Still-Notice8155@reddit

if you use pi.dev harness, press shift+tab if you're on windows.

[-]

BitGreen1270@reddit

Yea this is possible. If you view the payload that is sent to llama server there is a param for reasoning. You just need to set it to false when sending a http request to the llama server. I can share an example at night, but you can figure it out as well with developer tools with openwebui that ships with llama server.

[-]

Shoddy_Bed3240@reddit

For small models like Qwen 3.6 is better to keep it on. You need to check --reasoning-budget

[-]

thejacer@reddit

With Qwen3.5 and 3.6 you can pass this custom JSON via API and it will turn off thinking.

{"chat_template_kwargs": {"enable_thinking": false}}

[-]

DunderSunder@reddit

It's very simple for qwen, you have to put something in your request like this. or for example some python packages can handle it.

"chat_template_kwargs": {
"enable_thinking": false
}

[-]

Gallardo994@reddit

I recently stumbled upon this post: https://www.reddit.com/r/hermesagent/comments/1t83hbt/how_i_toggle_qwen3_thinking_onoff_perrequest

It's not precisely what you've been looking for as it requires llama-swap on top of llama-server, however, it looks neat by utilizing virtual models.

[-]

relicx74@reddit

Have you looked if your model supports some syntax like nothing to disable thinking for a given inference?

[-]

b0tm0de@reddit

Some models support this, for example qwen3 /no_think.

[-]

IgnisIason@reddit

Short answer

No, llama-cpp’s llama-server doesn’t have a “skip reasoning” switch you can flip per request. But you can get 90 % of what you want by sending per-request inference parameters (low-latency settings) from your client, rather than spinning up a second server.

Use per-request inference options

Every llama-server JSON request accepts an options block. You can keep “full reasoning” as the default in your scripts, and for the latency-sensitive calls send something like:

{ "prompt": "your short task …", "options": { // keep the context window minimal "n_ctx": 1024,

// shut off sampling creativity
"temperature": 0.0,       // deterministic top-token
"top_k": 1,
"top_p": 1.0,

// stop as soon as first newline (or other token)
"n_predict": 32,          // or whatever very small number
"stop": ["\n"]

} }

Effect: the model does far fewer decoder steps, returns a terse answer, and you avoid the extra server instance.

Why it works: “Reasoning” is just longer, probabilistic sampling. Constrain the sampling window and the model won’t wander into chain-of-thought.

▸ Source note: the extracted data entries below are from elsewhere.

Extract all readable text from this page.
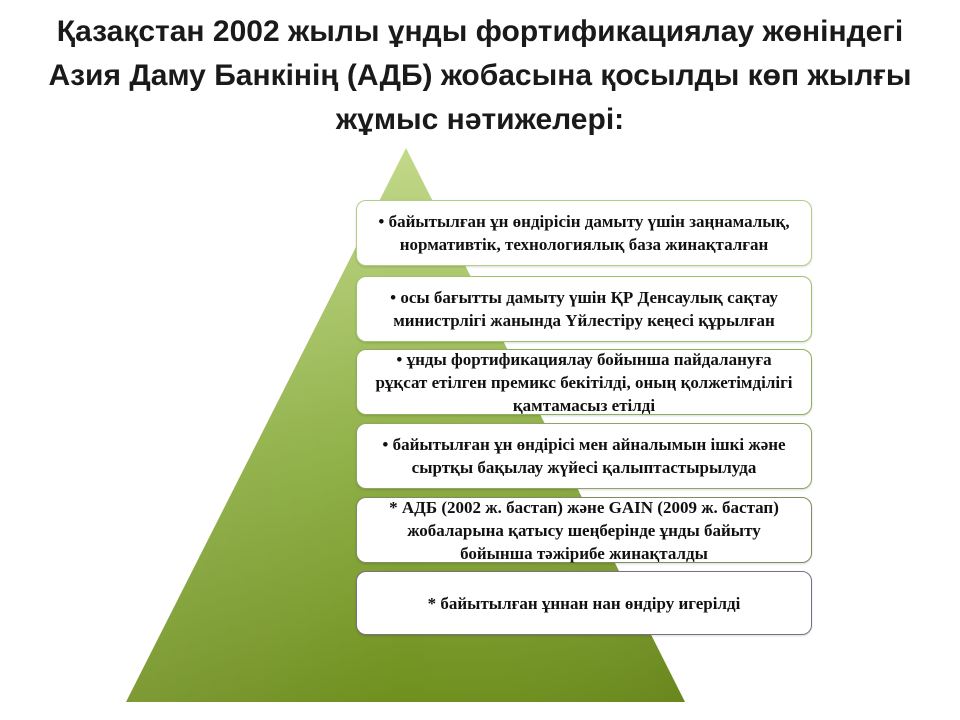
Қазақстан 2002 жылы ұнды фортификациялау жөніндегі Азия Даму Банкінің (АДБ) жобасына қосылды көп жылғы жұмыс нәтижелері:
• байытылған ұн өндірісін дамыту үшін заңнамалық, нормативтік, технологиялық база жинақталған
• осы бағытты дамыту үшін ҚР Денсаулық сақтау министрлігі жанында Үйлестіру кеңесі құрылған
• ұнды фортификациялау бойынша пайдалануға рұқсат етілген премикс бекітілді, оның қолжетімділігі қамтамасыз етілді
• байытылған ұн өндірісі мен айналымын ішкі және сыртқы бақылау жүйесі қалыптастырылуда
* АДБ (2002 ж. бастап) және GAIN (2009 ж. бастап) жобаларына қатысу шеңберінде ұнды байыту бойынша тәжірибе жинақталды
* байытылған ұннан нан өндіру игерілді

If you really need two parameter sets

Option A – two endpoints, one process

Use two routes inside the same server:

route /fast → hard-coded low-latency options

route /rich → default exploratory options

You’d add a small wrapper around llama.cpp’s server to map URL paths to option presets—still only one model in VRAM.

Option B – two server processes

Running two separate llama-server instances will double-load the model into VRAM today; llama-cpp doesn’t offer shared weights across processes yet. If you’re VRAM-constrained, stick with Option A (single process + routing).

Quick flag glossary (for latency tuning)

Option What it does Latency effect

n_predict Max tokens to sample linear ↓ temperature 0 → greedy decoding slight ↓ top_k = 1 pick highest-prob token slight ↓ mirostat = 0 turn off adaptive sampling removes extra compute repeat_penalty = 1.0 neutral repetition bias a tiny ↓

Adjust just these and you’ll feel the difference.

TL;DR

Use per-call options instead of per-model servers. If you need two modes, build a lightweight route-switcher and keep one copy of the weights in memory.